Paulhac, Le siège et la bataille de Leucate…
Ce haut fait d’armes, raconté ici de façon dithyrambique par un certain Paulhac, avocat toulousain, constitue un épisode du conflit qui opposa la France et l’Espagne pendant près d’un quart de siècle, de 1635 à 1659. Le château de Leucate, dernière place forte du royaume située sur la pointe orientale des Corbières maritimes, fut en effet l’enjeu d’une bataille mémorable qui se déroula dans la nuit du 28 au 29 septembre 1637. La forteresse, dont la garnison n‘excédait guère une centaine de personnes, assiégée par une armée espagnole nombreuse et puissante (14 000 hommes de pied, au moins 1 600 chevaux, plus de 30 canons et mortiers), ne dut son salut qu’à l’arrivée des troupes françaises placées sous le commandement du duc d’Halluin, gouverneur de la province : venues de tout le Languedoc, ces milices parvinrent à déloger l’ennemi grâce à leur bravoure et à l’effet de surprise créé par le choix audacieux d’une attaque nocturne. Aussitôt après le coucher du soleil, cinq offensives furent lancées en même temps afin de desserrer l’étreinte qui étouffait la citadelle et sa petite garnison.

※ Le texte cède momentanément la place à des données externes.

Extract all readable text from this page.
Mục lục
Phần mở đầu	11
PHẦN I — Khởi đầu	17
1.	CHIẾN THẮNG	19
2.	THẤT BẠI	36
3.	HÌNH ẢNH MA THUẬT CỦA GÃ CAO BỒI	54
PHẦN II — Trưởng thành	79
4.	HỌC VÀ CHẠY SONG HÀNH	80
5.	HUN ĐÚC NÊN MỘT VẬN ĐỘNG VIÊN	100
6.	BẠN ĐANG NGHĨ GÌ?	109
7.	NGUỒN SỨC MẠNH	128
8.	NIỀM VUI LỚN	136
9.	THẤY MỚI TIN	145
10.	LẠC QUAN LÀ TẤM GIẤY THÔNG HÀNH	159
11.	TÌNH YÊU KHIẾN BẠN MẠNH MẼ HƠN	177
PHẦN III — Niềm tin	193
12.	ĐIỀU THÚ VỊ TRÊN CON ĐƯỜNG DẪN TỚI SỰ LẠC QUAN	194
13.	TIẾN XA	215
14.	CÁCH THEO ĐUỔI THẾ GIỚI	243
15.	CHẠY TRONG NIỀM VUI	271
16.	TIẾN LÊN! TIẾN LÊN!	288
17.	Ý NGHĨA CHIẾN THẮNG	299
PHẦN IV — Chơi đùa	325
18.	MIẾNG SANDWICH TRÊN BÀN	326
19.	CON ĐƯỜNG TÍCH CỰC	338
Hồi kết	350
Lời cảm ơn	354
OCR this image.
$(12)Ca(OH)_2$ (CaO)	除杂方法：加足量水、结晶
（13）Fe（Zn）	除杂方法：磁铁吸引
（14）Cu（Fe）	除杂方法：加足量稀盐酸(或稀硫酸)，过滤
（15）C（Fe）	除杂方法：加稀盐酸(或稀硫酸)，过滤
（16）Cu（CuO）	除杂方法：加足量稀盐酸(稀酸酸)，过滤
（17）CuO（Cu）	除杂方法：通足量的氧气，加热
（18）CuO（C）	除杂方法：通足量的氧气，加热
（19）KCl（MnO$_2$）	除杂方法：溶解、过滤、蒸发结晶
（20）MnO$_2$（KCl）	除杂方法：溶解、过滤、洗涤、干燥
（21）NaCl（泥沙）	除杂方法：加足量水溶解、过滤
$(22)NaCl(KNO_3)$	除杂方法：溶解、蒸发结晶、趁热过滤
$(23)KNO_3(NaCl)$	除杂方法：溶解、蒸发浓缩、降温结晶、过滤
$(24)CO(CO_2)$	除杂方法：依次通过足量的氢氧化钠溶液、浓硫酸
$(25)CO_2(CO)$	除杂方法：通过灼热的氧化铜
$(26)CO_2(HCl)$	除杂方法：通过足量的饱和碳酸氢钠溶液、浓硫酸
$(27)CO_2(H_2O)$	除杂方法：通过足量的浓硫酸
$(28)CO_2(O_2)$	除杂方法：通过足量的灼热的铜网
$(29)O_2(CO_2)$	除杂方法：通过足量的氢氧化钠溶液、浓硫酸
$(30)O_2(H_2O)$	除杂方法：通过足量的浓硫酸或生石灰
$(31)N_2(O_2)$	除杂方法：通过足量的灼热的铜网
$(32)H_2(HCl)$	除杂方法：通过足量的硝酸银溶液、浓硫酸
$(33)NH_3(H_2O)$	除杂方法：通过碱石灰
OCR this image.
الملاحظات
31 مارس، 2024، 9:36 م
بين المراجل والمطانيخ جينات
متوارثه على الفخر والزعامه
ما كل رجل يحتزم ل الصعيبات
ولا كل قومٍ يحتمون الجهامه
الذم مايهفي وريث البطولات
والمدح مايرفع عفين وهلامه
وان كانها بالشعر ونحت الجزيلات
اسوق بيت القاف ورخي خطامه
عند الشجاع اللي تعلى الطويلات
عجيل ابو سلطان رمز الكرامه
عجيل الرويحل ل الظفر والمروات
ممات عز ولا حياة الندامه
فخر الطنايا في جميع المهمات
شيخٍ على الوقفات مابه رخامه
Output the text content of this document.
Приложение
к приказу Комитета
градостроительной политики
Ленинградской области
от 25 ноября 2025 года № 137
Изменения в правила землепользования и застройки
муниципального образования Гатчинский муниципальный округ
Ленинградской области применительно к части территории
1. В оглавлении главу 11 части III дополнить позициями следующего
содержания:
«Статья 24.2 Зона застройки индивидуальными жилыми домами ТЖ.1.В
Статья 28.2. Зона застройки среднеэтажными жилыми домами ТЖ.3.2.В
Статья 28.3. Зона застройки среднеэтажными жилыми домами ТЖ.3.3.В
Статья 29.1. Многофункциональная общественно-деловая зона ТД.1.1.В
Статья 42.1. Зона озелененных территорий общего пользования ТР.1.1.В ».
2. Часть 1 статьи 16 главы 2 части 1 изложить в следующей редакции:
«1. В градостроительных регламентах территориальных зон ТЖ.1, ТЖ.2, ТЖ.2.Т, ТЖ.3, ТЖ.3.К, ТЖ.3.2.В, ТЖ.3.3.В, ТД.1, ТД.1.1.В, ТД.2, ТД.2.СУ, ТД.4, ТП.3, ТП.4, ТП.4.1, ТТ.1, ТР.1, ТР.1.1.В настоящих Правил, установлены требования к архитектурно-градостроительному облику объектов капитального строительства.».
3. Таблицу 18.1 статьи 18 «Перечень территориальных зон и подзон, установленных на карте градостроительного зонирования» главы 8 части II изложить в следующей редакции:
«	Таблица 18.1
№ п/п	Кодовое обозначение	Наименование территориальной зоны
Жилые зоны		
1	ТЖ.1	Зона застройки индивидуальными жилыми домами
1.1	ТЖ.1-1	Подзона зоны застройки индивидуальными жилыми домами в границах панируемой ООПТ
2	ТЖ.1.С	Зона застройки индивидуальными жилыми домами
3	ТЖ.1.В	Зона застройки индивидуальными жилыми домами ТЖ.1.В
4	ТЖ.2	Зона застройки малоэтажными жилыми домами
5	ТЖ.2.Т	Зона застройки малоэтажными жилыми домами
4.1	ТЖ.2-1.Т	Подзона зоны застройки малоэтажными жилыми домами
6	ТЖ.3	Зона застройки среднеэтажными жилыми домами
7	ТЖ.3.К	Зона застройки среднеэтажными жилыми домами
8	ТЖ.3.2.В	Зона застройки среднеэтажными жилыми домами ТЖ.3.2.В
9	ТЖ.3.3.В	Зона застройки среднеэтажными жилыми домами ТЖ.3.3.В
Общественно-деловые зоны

On croirait entendre, à la lecture de ce récit haletant, le bruit des canons et des mousquets, le hennissement des chevaux, les cris de rage ou de douleur, les ordres qui fusent, les hurlements des soldats transformés en torches vivantes après l’explosion d’une réserve de poudre ; la lune éclairait le théâtre des opérations, mais, peu avant l’aube, elle laissa la place à une profonde obscurité qui obligea Espagnols et Français à interrompre les hostilités. Lorsque le jour se leva, les ennemis avaient fui dans le plus grand désordre, abandonnant leurs armes, leur matériel, leurs morts et leurs blessés. Les Castillans, qui ne doutaient pas un seul instant de la victoire, venaient de subir, à Leucate, une cuisante défaite dont le retentissement fut considérable. La nouvelle se propagea rapidement, diffusée par des relations et des gravures imprimées à Toulouse, à Paris, à Metz, en Allemagne ; il y eut un peu partout des manifestations de joie, on frappa une médaille pour commémorer l’évènement. À Toulouse, le peintre Jean Chalette composa un tableau qui disparut à la Révolution ; il orna aussi les Annales capitulaires d’une enluminure, célèbre pour son clair de lune: elle fut arrachée du registre en 1793. L’eau-forte ici présentée, dessinée par Barral et gravée par Paule de Roques avec une étonnante précision, permet de découvrir le site de Leucate, entre mer et étang, de localiser les forces en présence (Espagnols au milieu de la composition, Français décrivant un arc-de-cercle sur la gauche) et d’imaginer les difficultés de cette furieuse bataille engagée pour délivrer la citadelle que l’on distingue à droite. Le sieur de Calvet, trésorier général de France, qui commandait avec Catel, ancien capitoul, 200 dragons envoyés par la ville de Toulouse, se distingua par sa bravoure : il rapporta plusieurs étendards espagnols dont trois restèrent longtemps suspendus à la voûte de l’église des Jacobins.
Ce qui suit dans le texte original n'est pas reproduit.